En fait l’étape suivante de la nerderie c’est qu’avec mon cousin Etienne (aka Pseudzero) on s’envoyait des tonnes de cassettes de rap et de house par la poste, et quelques années plus tard on a commencé à faire des mixes de rap indé ensemble sous le nom de Chocaholics qu’on vendait via internet, puis il a monté un micro-label nommé (Vulgar) dont je faisais les pochettes, et comme le rap indé c’est un peu une niche internationale, j’ai bénéficié d’un genre de bouche à oreilles d’internet et travaillé avec pas mal de rappeurs, producteurs et micro-labels étrangers, puis pendant un an pour Plug Research qui est un label de musique électronique basé à Los Angeles (toujours via internet).

Fréquenter des stars ne t’est pas monté à la tête ?

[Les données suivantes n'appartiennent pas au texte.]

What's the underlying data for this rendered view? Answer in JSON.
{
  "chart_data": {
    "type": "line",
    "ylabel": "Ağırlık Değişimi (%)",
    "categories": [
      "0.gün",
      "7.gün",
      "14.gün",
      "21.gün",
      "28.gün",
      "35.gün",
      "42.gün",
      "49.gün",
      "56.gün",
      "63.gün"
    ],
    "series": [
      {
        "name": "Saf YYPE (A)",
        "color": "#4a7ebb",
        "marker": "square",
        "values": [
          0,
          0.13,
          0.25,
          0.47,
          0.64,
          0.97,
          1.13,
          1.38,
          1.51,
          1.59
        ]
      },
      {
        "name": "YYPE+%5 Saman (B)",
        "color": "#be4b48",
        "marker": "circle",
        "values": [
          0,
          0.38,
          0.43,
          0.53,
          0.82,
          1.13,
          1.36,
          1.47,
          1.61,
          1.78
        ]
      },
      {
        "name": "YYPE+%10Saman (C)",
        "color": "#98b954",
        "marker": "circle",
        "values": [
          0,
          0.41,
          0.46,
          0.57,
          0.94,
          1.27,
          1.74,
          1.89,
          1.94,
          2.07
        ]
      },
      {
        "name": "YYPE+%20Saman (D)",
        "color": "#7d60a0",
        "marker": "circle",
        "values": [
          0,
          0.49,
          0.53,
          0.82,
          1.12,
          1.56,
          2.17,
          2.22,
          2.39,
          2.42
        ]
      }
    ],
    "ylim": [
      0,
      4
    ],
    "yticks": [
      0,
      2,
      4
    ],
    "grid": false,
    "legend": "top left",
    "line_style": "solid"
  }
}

Ben non, pas vraiment, c’était des structures super underground en majorité donc payé au lance-pierres, et quand tu fais des pochettes tu passes clairement au second plan. La grosse tête ça commence plutôt à poindre maintenant, sur le tard, parce que j’ai plus d’opportunités et de bons retours de gens dont j’admire le travail depuis longtemps. Je suppose que c’est encore raisonnable mais c’est étrange à gérer pour moi parce que je suis toujours dans le gouffre en termes d’exposition et en même temps pas mal sollicité, du coup j’ai des montées d’ego et de cynisme ponctuelles et comme j’ai pas été éduqué comme ça je m’en veux tout de suite après.

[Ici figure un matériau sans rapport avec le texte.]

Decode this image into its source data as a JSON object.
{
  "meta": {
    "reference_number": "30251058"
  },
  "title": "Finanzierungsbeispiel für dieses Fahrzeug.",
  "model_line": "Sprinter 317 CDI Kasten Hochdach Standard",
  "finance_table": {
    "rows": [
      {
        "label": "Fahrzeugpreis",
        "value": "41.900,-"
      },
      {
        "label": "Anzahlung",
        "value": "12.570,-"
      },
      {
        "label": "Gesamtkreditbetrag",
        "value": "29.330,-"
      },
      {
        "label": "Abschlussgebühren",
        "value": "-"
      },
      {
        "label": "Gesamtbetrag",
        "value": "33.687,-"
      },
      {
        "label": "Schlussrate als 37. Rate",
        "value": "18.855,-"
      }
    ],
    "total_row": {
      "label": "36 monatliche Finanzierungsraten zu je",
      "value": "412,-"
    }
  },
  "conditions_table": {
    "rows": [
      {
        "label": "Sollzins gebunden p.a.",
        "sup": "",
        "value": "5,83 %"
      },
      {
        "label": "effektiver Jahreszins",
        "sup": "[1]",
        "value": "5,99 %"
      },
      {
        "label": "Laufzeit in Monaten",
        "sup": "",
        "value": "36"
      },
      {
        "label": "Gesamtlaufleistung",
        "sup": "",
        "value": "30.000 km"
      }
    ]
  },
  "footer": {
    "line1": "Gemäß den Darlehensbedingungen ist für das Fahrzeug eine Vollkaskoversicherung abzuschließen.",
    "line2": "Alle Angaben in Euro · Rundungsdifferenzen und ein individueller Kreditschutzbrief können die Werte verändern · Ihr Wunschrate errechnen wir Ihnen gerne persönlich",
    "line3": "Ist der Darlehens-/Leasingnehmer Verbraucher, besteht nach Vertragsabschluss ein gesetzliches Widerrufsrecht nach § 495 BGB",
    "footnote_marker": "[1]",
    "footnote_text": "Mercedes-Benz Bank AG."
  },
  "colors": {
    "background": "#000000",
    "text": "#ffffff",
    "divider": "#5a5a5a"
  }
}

Ce qui est cool avec le dessin, c’est que, comme pour la broderie, c’est une pratique qui laisse les oreilles libres. Qu’est-ce que tu écoutes quand tu dessines ?

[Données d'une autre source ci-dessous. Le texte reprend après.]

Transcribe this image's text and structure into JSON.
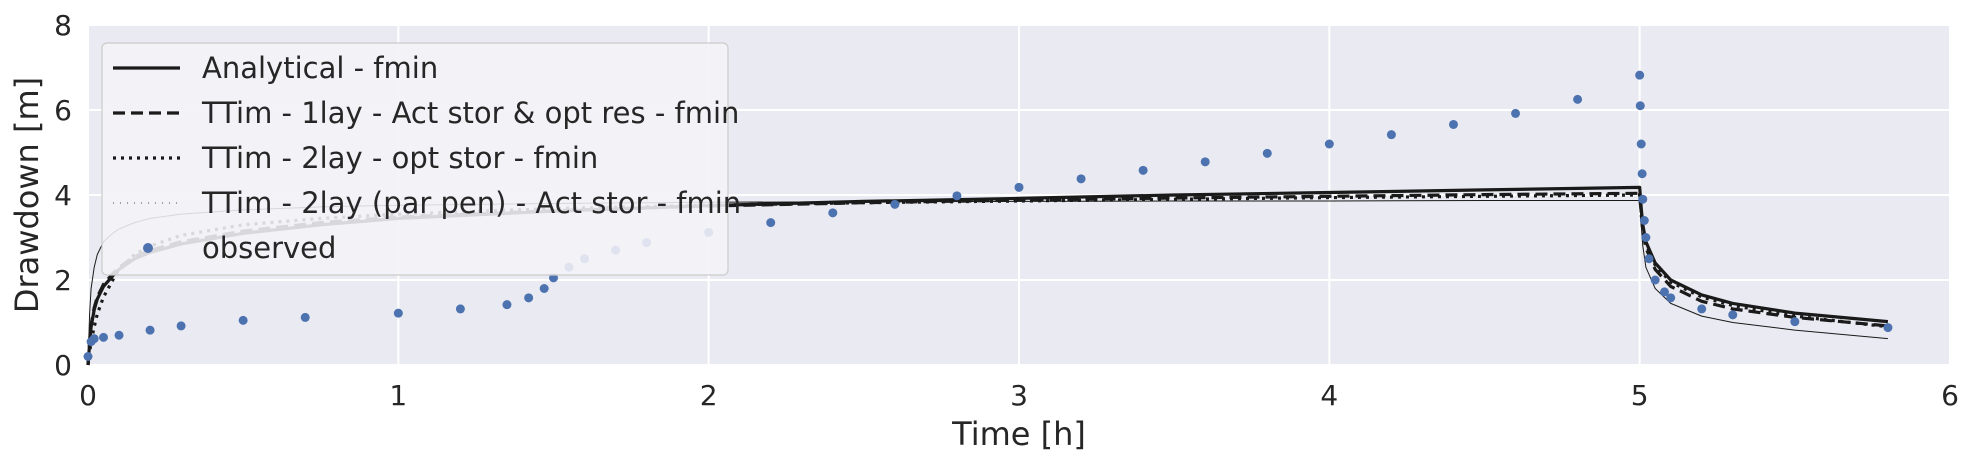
{
  "chart_data": {
    "type": "line",
    "title": "",
    "xlabel": "Time [h]",
    "ylabel": "Drawdown [m]",
    "xlim": [
      0,
      6
    ],
    "ylim": [
      0,
      8
    ],
    "xticks": [
      0,
      1,
      2,
      3,
      4,
      5,
      6
    ],
    "yticks": [
      0,
      2,
      4,
      6,
      8
    ],
    "grid": true,
    "background": "#eaeaf2",
    "legend_position": "upper-left",
    "series": [
      {
        "name": "Analytical - fmin",
        "style": "solid",
        "color": "#1a1a1a",
        "x": [
          0.0,
          0.005,
          0.01,
          0.02,
          0.03,
          0.05,
          0.08,
          0.1,
          0.15,
          0.2,
          0.3,
          0.5,
          0.75,
          1.0,
          1.5,
          2.0,
          2.5,
          3.0,
          3.5,
          4.0,
          4.5,
          5.0,
          5.005,
          5.01,
          5.02,
          5.05,
          5.1,
          5.2,
          5.3,
          5.5,
          5.8
        ],
        "y": [
          0.0,
          0.5,
          0.9,
          1.3,
          1.55,
          1.85,
          2.1,
          2.25,
          2.5,
          2.65,
          2.85,
          3.1,
          3.3,
          3.45,
          3.62,
          3.75,
          3.85,
          3.92,
          4.0,
          4.06,
          4.12,
          4.18,
          3.7,
          3.3,
          2.9,
          2.4,
          2.0,
          1.65,
          1.45,
          1.22,
          1.02
        ]
      },
      {
        "name": "TTim - 1lay - Act stor & opt res - fmin",
        "style": "dashed",
        "color": "#1a1a1a",
        "x": [
          0.0,
          0.005,
          0.01,
          0.02,
          0.03,
          0.05,
          0.08,
          0.1,
          0.15,
          0.2,
          0.3,
          0.5,
          0.75,
          1.0,
          1.5,
          2.0,
          2.5,
          3.0,
          3.5,
          4.0,
          4.5,
          5.0,
          5.005,
          5.01,
          5.02,
          5.05,
          5.1,
          5.2,
          5.3,
          5.5,
          5.8
        ],
        "y": [
          0.0,
          0.55,
          0.95,
          1.35,
          1.6,
          1.9,
          2.15,
          2.3,
          2.55,
          2.7,
          2.9,
          3.15,
          3.35,
          3.48,
          3.63,
          3.74,
          3.82,
          3.88,
          3.93,
          3.97,
          4.01,
          4.04,
          3.55,
          3.15,
          2.75,
          2.25,
          1.85,
          1.5,
          1.32,
          1.12,
          0.92
        ]
      },
      {
        "name": "TTim - 2lay - opt stor - fmin",
        "style": "dotted",
        "color": "#1a1a1a",
        "x": [
          0.0,
          0.005,
          0.01,
          0.02,
          0.03,
          0.05,
          0.08,
          0.1,
          0.15,
          0.2,
          0.3,
          0.5,
          0.75,
          1.0,
          1.5,
          2.0,
          2.5,
          3.0,
          3.5,
          4.0,
          4.5,
          5.0,
          5.005,
          5.01,
          5.02,
          5.05,
          5.1,
          5.2,
          5.3,
          5.5,
          5.8
        ],
        "y": [
          0.0,
          0.3,
          0.55,
          0.9,
          1.2,
          1.6,
          2.0,
          2.25,
          2.6,
          2.8,
          3.05,
          3.3,
          3.45,
          3.55,
          3.68,
          3.76,
          3.82,
          3.86,
          3.9,
          3.94,
          3.97,
          4.0,
          3.6,
          3.25,
          2.85,
          2.35,
          1.95,
          1.6,
          1.4,
          1.15,
          0.9
        ]
      },
      {
        "name": "TTim - 2lay (par pen) - Act stor - fmin",
        "style": "thin",
        "color": "#1a1a1a",
        "x": [
          0.0,
          0.005,
          0.01,
          0.02,
          0.03,
          0.05,
          0.08,
          0.1,
          0.15,
          0.2,
          0.3,
          0.5,
          0.75,
          1.0,
          1.5,
          2.0,
          2.5,
          3.0,
          3.5,
          4.0,
          4.5,
          5.0,
          5.005,
          5.01,
          5.02,
          5.05,
          5.1,
          5.2,
          5.3,
          5.5,
          5.8
        ],
        "y": [
          0.0,
          1.2,
          1.8,
          2.3,
          2.6,
          2.9,
          3.1,
          3.2,
          3.35,
          3.45,
          3.55,
          3.65,
          3.72,
          3.76,
          3.8,
          3.83,
          3.84,
          3.85,
          3.86,
          3.86,
          3.87,
          3.87,
          3.3,
          2.8,
          2.3,
          1.8,
          1.45,
          1.15,
          1.0,
          0.82,
          0.62
        ]
      },
      {
        "name": "observed",
        "style": "markers",
        "color": "#4c72b0",
        "x": [
          0.0,
          0.01,
          0.02,
          0.05,
          0.1,
          0.2,
          0.3,
          0.5,
          0.7,
          1.0,
          1.2,
          1.35,
          1.42,
          1.47,
          1.5,
          1.55,
          1.6,
          1.7,
          1.8,
          2.0,
          2.2,
          2.4,
          2.6,
          2.8,
          3.0,
          3.2,
          3.4,
          3.6,
          3.8,
          4.0,
          4.2,
          4.4,
          4.6,
          4.8,
          5.0,
          5.002,
          5.005,
          5.008,
          5.01,
          5.015,
          5.02,
          5.03,
          5.05,
          5.08,
          5.1,
          5.2,
          5.3,
          5.5,
          5.8
        ],
        "y": [
          0.2,
          0.55,
          0.62,
          0.65,
          0.7,
          0.82,
          0.92,
          1.05,
          1.12,
          1.22,
          1.32,
          1.42,
          1.58,
          1.8,
          2.05,
          2.3,
          2.5,
          2.7,
          2.88,
          3.12,
          3.35,
          3.58,
          3.78,
          3.98,
          4.18,
          4.38,
          4.58,
          4.78,
          4.98,
          5.2,
          5.42,
          5.66,
          5.92,
          6.25,
          6.82,
          6.1,
          5.2,
          4.5,
          3.9,
          3.4,
          3.0,
          2.5,
          2.0,
          1.72,
          1.58,
          1.32,
          1.18,
          1.02,
          0.88
        ]
      }
    ]
  }
}
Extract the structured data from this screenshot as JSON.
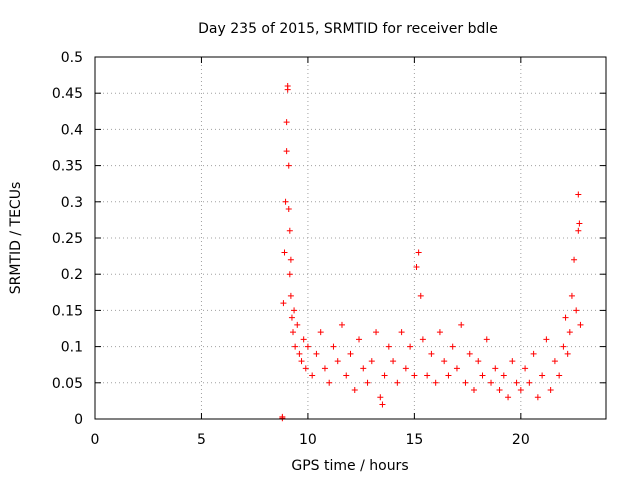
{
  "chart_data": {
    "type": "scatter",
    "title": "Day 235 of 2015, SRMTID for receiver bdle",
    "xlabel": "GPS time / hours",
    "ylabel": "SRMTID / TECUs",
    "xlim": [
      0,
      24
    ],
    "ylim": [
      0,
      0.5
    ],
    "xticks": [
      0,
      5,
      10,
      15,
      20
    ],
    "xtick_labels": [
      "0",
      "5",
      "10",
      "15",
      "20"
    ],
    "yticks": [
      0,
      0.05,
      0.1,
      0.15,
      0.2,
      0.25,
      0.3,
      0.35,
      0.4,
      0.45,
      0.5
    ],
    "ytick_labels": [
      "0",
      "0.05",
      "0.1",
      "0.15",
      "0.2",
      "0.25",
      "0.3",
      "0.35",
      "0.4",
      "0.45",
      "0.5"
    ],
    "grid": true,
    "marker": "+",
    "color": "#ff0000",
    "series": [
      {
        "name": "SRMTID",
        "x": [
          8.8,
          8.8,
          8.85,
          8.9,
          8.95,
          9.0,
          9.0,
          9.05,
          9.05,
          9.1,
          9.1,
          9.15,
          9.15,
          9.2,
          9.2,
          9.25,
          9.3,
          9.35,
          9.4,
          9.5,
          9.6,
          9.7,
          9.8,
          9.9,
          10.0,
          10.2,
          10.4,
          10.6,
          10.8,
          11.0,
          11.2,
          11.4,
          11.6,
          11.8,
          12.0,
          12.2,
          12.4,
          12.6,
          12.8,
          13.0,
          13.2,
          13.4,
          13.5,
          13.6,
          13.8,
          14.0,
          14.2,
          14.4,
          14.6,
          14.8,
          15.0,
          15.1,
          15.2,
          15.3,
          15.4,
          15.6,
          15.8,
          16.0,
          16.2,
          16.4,
          16.6,
          16.8,
          17.0,
          17.2,
          17.4,
          17.6,
          17.8,
          18.0,
          18.2,
          18.4,
          18.6,
          18.8,
          19.0,
          19.2,
          19.4,
          19.6,
          19.8,
          20.0,
          20.2,
          20.4,
          20.6,
          20.8,
          21.0,
          21.2,
          21.4,
          21.6,
          21.8,
          22.0,
          22.1,
          22.2,
          22.3,
          22.4,
          22.5,
          22.6,
          22.7,
          22.7,
          22.75,
          22.8
        ],
        "y": [
          0.001,
          0.003,
          0.16,
          0.23,
          0.3,
          0.37,
          0.41,
          0.46,
          0.455,
          0.35,
          0.29,
          0.26,
          0.2,
          0.22,
          0.17,
          0.14,
          0.12,
          0.15,
          0.1,
          0.13,
          0.09,
          0.08,
          0.11,
          0.07,
          0.1,
          0.06,
          0.09,
          0.12,
          0.07,
          0.05,
          0.1,
          0.08,
          0.13,
          0.06,
          0.09,
          0.04,
          0.11,
          0.07,
          0.05,
          0.08,
          0.12,
          0.03,
          0.02,
          0.06,
          0.1,
          0.08,
          0.05,
          0.12,
          0.07,
          0.1,
          0.06,
          0.21,
          0.23,
          0.17,
          0.11,
          0.06,
          0.09,
          0.05,
          0.12,
          0.08,
          0.06,
          0.1,
          0.07,
          0.13,
          0.05,
          0.09,
          0.04,
          0.08,
          0.06,
          0.11,
          0.05,
          0.07,
          0.04,
          0.06,
          0.03,
          0.08,
          0.05,
          0.04,
          0.07,
          0.05,
          0.09,
          0.03,
          0.06,
          0.11,
          0.04,
          0.08,
          0.06,
          0.1,
          0.14,
          0.09,
          0.12,
          0.17,
          0.22,
          0.15,
          0.26,
          0.31,
          0.27,
          0.13
        ]
      }
    ]
  }
}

Ouais c’est génial ça, fort appréciable. Comme je bosse dans un atelier situé dans un immense hangar portuaire j’écoute principalement le bruit des tôles qui claquent et les cris des mouettes, et indirectement la musique classique qu’écoutent mes collègues… Pas mal de podcasts aussi : les documentaires d’Arte radio, The Breakfast Club (un show radio mongol de gossips sur l’industrie du rap), The Big Think, la chaîne youtube de la Tate gallery, les interviews de Red Bull music academy, Les Nouvelles Vagues, et puis de la musique… Voilà.

Le rap actuel, et ses principaux représentants, hormis quelques exceptions, ne se fait pas vraiment remarquer pour ses positions progressistes. Comment te positionnes-tu par rapport à ça ? Peut-on écouter, voir chanter à tue-tête, des chansons dont on le valide pas le contenu, ou le mode de vie qu’elles mettent en avant ?

Oui, je pense que c’est le cas pour la plupart des auditeurs de rap, dans la vie de tous les jours je suis régulièrement saoulé par le comportement des mecs vis à vis des filles, et les rares fois où je rencontre des gens qui sont sur la même ligne politique que Rick Ross c’est des nouveaux riches de station balnéaire et j’ai envie de leur casser les dents, mais j’écoute à longueur de temps des trucs 10 fois pires sous forme de rap et ça me fait bien marrer. On a tous nos contradictions… Si ça se trouve si Valls et Sarkozy étaient ghostwrités par Cam’ron ou Too $hort ils me feraient rire aussi.